Once of our longest standing partnerships is with the East End’s Peconic Land Trust. This conservation force with whom we have worked for more than twenty-two years through The Moore Charitable Foundation’s affiliate Robins Island has preserved more working farms on New York’s Long Island than any other private conservation organization.
In 2008 the Trust introduced a formalized program – the Farms for the Future Initiative, through which it seeks to refine conservation tools that address farmland accessibility, affordability, and sustainability, looks to buy, protect, rebuild and resell farms to farmers, and expand a Farmland Leasing Program.

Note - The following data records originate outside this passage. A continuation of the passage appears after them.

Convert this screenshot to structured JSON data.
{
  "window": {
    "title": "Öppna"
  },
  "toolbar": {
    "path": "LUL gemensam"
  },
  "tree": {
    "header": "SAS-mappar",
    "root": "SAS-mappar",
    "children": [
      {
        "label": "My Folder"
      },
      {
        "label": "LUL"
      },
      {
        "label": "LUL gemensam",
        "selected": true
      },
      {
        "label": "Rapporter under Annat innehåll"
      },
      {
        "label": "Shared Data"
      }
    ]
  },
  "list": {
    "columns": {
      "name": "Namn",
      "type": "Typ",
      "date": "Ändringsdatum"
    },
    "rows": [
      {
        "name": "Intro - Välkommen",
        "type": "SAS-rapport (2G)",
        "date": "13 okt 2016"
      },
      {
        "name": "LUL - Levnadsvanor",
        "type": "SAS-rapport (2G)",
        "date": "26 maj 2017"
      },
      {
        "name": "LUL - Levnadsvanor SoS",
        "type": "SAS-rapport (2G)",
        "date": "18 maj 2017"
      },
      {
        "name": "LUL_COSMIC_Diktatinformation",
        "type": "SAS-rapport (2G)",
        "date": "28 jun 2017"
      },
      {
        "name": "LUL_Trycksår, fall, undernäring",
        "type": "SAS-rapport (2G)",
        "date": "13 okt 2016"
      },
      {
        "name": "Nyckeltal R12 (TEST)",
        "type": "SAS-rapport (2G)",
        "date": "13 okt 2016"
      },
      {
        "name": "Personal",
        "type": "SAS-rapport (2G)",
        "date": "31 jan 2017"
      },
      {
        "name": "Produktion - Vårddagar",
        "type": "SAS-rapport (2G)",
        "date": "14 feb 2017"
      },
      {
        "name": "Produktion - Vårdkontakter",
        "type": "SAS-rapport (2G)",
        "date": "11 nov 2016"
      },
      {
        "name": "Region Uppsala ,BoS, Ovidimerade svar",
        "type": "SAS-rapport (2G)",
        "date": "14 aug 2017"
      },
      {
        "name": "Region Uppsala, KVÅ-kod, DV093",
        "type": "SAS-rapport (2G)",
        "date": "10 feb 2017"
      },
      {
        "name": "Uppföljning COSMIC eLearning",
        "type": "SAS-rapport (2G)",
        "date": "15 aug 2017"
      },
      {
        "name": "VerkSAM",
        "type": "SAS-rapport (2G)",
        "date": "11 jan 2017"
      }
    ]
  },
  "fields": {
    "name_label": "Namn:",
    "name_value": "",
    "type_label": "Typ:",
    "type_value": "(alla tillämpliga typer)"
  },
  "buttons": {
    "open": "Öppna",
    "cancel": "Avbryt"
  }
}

What does this program look at work? A great example is Pike Farms. In 2010 the Trust acquired 7 acres of productive farmland from the Hopping family on Sagg Main Road in Sagaponack, with the express intent of reselling the land to Jim and Jennifer Pike, who had cultivated the land and ran their successful farmstand business. The Trust acquired the property, sold the development rights to the Town of Southampton and Suffolk County. The land, with a protected value of $223,600/acre was beyond the reach of the Pike’s; the Trust further restricted the land with an overlay easement, reducing the price per acre to $22,000.
The transfer of the property to the Pikes fulfilled the original intent of the acquisition – to identify new techniques that enable productive farmland to be affordable and accessible to farmers over time and to ensure the survival of a thriving agricultural operation in the midst of a village considered to have the highest land values in the United States.